Sekali lagi, ini soal mindset kita dalam memandang kehidupan. Kalau kita menganggap hidup di dunia ini seperti penjara, sementara pelajaran, pekerjaan, tugas, dan puasa adalah momok yang menghantui hari-hari kita, itu artinya telah terjadi kesalahan dalam memandang kehidupan. Jika dalam benak kita masih bersarang pemikiran seperti itu, harus segera digeser dan diganti. Harus ada view of life yang benar, tuntas, dan mencerahkan. Dari mana diri kita? Untuk apa kita diciptakan? Akan ke mana kita setelah mati? Ini adalah sederet pertanyaan yang harus dijawab dengan benar, tuntas, dan mencerahkan agar kita bisa menemukan view of life yang benar.

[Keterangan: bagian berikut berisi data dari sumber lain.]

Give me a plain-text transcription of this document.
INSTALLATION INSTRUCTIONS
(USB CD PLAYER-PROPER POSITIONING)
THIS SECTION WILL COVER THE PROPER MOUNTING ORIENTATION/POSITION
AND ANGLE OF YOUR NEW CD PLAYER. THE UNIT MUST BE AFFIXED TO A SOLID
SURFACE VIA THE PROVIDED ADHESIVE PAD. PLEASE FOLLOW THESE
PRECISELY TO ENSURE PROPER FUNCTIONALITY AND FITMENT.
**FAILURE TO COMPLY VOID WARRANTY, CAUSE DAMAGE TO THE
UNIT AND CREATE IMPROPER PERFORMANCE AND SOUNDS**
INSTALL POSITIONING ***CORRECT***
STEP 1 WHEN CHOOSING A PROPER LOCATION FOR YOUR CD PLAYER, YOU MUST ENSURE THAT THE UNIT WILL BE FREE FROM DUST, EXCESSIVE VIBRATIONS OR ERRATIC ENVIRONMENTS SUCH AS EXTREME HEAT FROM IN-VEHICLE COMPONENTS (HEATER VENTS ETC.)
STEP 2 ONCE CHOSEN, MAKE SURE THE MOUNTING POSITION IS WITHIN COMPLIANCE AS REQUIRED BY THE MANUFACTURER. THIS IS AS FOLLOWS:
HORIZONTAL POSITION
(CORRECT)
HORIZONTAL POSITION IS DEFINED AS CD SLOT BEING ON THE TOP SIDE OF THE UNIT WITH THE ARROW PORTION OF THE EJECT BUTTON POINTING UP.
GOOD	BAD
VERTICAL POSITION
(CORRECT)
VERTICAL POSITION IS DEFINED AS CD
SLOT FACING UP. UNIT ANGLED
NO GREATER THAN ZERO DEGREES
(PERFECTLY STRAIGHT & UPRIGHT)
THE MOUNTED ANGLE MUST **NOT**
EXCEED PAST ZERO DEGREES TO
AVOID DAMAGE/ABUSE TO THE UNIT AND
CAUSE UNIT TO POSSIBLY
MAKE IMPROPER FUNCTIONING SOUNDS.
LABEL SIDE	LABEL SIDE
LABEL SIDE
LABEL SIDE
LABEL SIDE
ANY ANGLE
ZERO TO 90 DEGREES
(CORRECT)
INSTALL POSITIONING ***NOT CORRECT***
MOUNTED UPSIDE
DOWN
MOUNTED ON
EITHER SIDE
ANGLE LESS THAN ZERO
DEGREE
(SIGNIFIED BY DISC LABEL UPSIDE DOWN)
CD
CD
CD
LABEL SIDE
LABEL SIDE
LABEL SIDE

Jika kita masih menganggap puasa, qiyamul lail, dan membaca Al-Qur’an sebagai belenggu, itu akan menjadi mindset kita dan momok yang menghantui. Selanjutnya, jika terjadi pembiaran, pemikiran semacam itu akan menjadi habits yang membuat aktivitas kita tidak produktif, tidak membekas, dan tentu saja jauh dari pahala.

How Next?

Jika telah menyadari bahwa mindset dan habits kita selama ini salah, selanjutnya adalah kita harus menggantinya dengan mindset dan habits yang benar. Caranya?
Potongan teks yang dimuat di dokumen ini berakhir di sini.